# New Stamina model from Pole Bicycles: Pole Stamina 160, mullet-ready



## schamppi (Nov 12, 2019)

"Stamina 160 brings in a completely different flavour to the menu of Stamina bikes. It is not an enduro race bike, for first. It's a bike for a breed of riders who seek ultimate playfulness and prefer to use mixed wheels."

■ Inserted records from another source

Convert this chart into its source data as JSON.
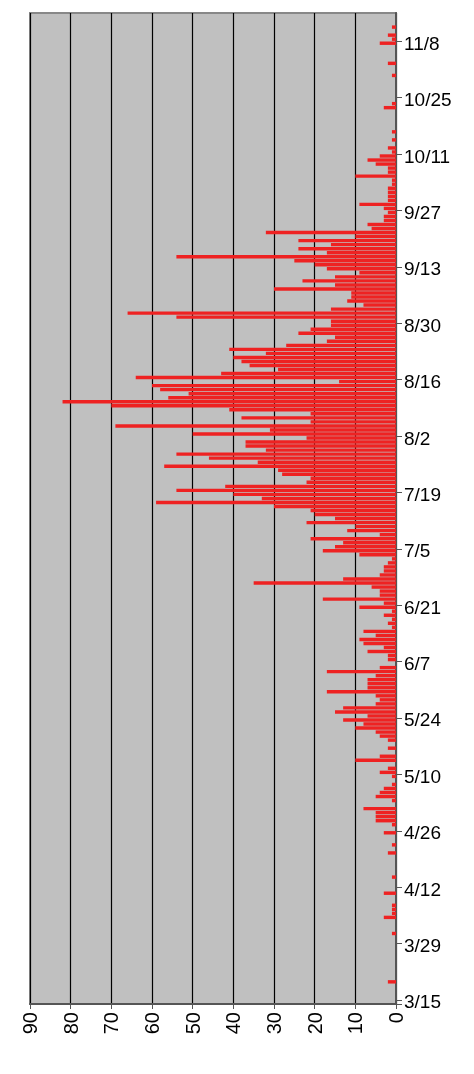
{
  "chart_data": {
    "type": "bar",
    "orientation": "horizontal",
    "categories": [
      null,
      null,
      null,
      null,
      null,
      null,
      null,
      "11/8",
      null,
      null,
      null,
      null,
      null,
      null,
      null,
      null,
      null,
      null,
      null,
      null,
      null,
      "10/25",
      null,
      null,
      null,
      null,
      null,
      null,
      null,
      null,
      null,
      null,
      null,
      null,
      null,
      "10/11",
      null,
      null,
      null,
      null,
      null,
      null,
      null,
      null,
      null,
      null,
      null,
      null,
      null,
      "9/27",
      null,
      null,
      null,
      null,
      null,
      null,
      null,
      null,
      null,
      null,
      null,
      null,
      null,
      "9/13",
      null,
      null,
      null,
      null,
      null,
      null,
      null,
      null,
      null,
      null,
      null,
      null,
      null,
      "8/30",
      null,
      null,
      null,
      null,
      null,
      null,
      null,
      null,
      null,
      null,
      null,
      null,
      null,
      "8/16",
      null,
      null,
      null,
      null,
      null,
      null,
      null,
      null,
      null,
      null,
      null,
      null,
      null,
      "8/2",
      null,
      null,
      null,
      null,
      null,
      null,
      null,
      null,
      null,
      null,
      null,
      null,
      null,
      "7/19",
      null,
      null,
      null,
      null,
      null,
      null,
      null,
      null,
      null,
      null,
      null,
      null,
      null,
      "7/5",
      null,
      null,
      null,
      null,
      null,
      null,
      null,
      null,
      null,
      null,
      null,
      null,
      null,
      "6/21",
      null,
      null,
      null,
      null,
      null,
      null,
      null,
      null,
      null,
      null,
      null,
      null,
      null,
      "6/7",
      null,
      null,
      null,
      null,
      null,
      null,
      null,
      null,
      null,
      null,
      null,
      null,
      null,
      "5/24",
      null,
      null,
      null,
      null,
      null,
      null,
      null,
      null,
      null,
      null,
      null,
      null,
      null,
      "5/10",
      null,
      null,
      null,
      null,
      null,
      null,
      null,
      null,
      null,
      null,
      null,
      null,
      null,
      "4/26",
      null,
      null,
      null,
      null,
      null,
      null,
      null,
      null,
      null,
      null,
      null,
      null,
      null,
      "4/12",
      null,
      null,
      null,
      null,
      null,
      null,
      null,
      null,
      null,
      null,
      null,
      null,
      null,
      "3/29",
      null,
      null,
      null,
      null,
      null,
      null,
      null,
      null,
      null,
      null,
      null,
      null,
      null,
      "3/15"
    ],
    "values": [
      0,
      0,
      0,
      1,
      0,
      2,
      1,
      4,
      0,
      0,
      0,
      0,
      2,
      0,
      0,
      1,
      0,
      0,
      0,
      0,
      0,
      0,
      1,
      3,
      0,
      0,
      0,
      0,
      0,
      1,
      0,
      1,
      0,
      2,
      1,
      4,
      7,
      5,
      2,
      2,
      10,
      1,
      1,
      2,
      2,
      2,
      2,
      9,
      3,
      2,
      3,
      3,
      7,
      6,
      32,
      10,
      24,
      16,
      24,
      17,
      54,
      25,
      20,
      17,
      9,
      15,
      23,
      15,
      30,
      11,
      11,
      12,
      8,
      16,
      66,
      54,
      16,
      16,
      21,
      24,
      15,
      17,
      27,
      41,
      32,
      40,
      38,
      36,
      29,
      43,
      64,
      14,
      60,
      58,
      51,
      56,
      82,
      70,
      41,
      21,
      38,
      21,
      69,
      31,
      50,
      22,
      37,
      37,
      32,
      54,
      46,
      34,
      57,
      29,
      28,
      21,
      22,
      42,
      54,
      40,
      33,
      59,
      30,
      21,
      20,
      15,
      22,
      10,
      12,
      4,
      21,
      13,
      15,
      18,
      9,
      1,
      2,
      3,
      3,
      4,
      13,
      35,
      6,
      4,
      4,
      18,
      3,
      9,
      1,
      3,
      1,
      2,
      1,
      8,
      5,
      9,
      8,
      3,
      7,
      2,
      2,
      0,
      4,
      17,
      5,
      7,
      7,
      7,
      17,
      5,
      4,
      5,
      13,
      15,
      7,
      13,
      8,
      10,
      5,
      4,
      2,
      0,
      2,
      0,
      4,
      10,
      0,
      2,
      4,
      1,
      0,
      1,
      3,
      4,
      5,
      1,
      0,
      8,
      5,
      5,
      5,
      1,
      0,
      3,
      0,
      0,
      1,
      0,
      2,
      0,
      0,
      0,
      0,
      0,
      1,
      0,
      0,
      0,
      3,
      0,
      0,
      1,
      1,
      1,
      3,
      0,
      0,
      0,
      1,
      0,
      0,
      0,
      0,
      0,
      0,
      0,
      0,
      0,
      0,
      0,
      2,
      0,
      0,
      0,
      0,
      0
    ],
    "color": "#ee2222",
    "xlim": [
      90,
      0
    ],
    "xticks": [
      90,
      80,
      70,
      60,
      50,
      40,
      30,
      20,
      10,
      0
    ],
    "grid": "x"
  }
}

https://polebicycles.com/say-hello-to-stamina-160-farewell-to-machine/

Thicker walls, shorter rear, 160mm rear travel... A pretty cool new addition that fit quite well for many.


----------



## Le Duke (Mar 23, 2009)

Mullet-trash is still trash. 


Sent from my iPhone using Tapatalk


----------



## Jayem (Jul 16, 2005)

Le Duke said:


> Mullet-trash is still trash.
> 
> Sent from my iPhone using Tapatalk


I'd usually agree, but with as bat **** crazy as Pole ST angles are, a mullet version is probably the better bike for most people that also ride some level ground.


----------



## Le Duke (Mar 23, 2009)

Jayem said:


> I'd usually agree, but with as bat **** crazy as Pole ST angles are, a mullet version is probably the better bike for most people that also ride some level ground.


I was just referring to the fact that they seem to explode if you look at them the wrong way.


----------



## Jayem (Jul 16, 2005)

Le Duke said:


> I was just referring to the fact that they seem to explode if you look at them the wrong way.


If it's the glued-together model, I'd just wrap it with gorilla tape. For sure that would hold it together.


----------



## Curveball (Aug 10, 2015)

Jayem said:


> If it's the glued-together model, I'd just wrap it with gorilla tape. For sure that would hold it together.


That's some sage wisdom.


----------



## prj71 (Dec 29, 2014)

Pole tried to reinvent the wheel and failed miserably.


----------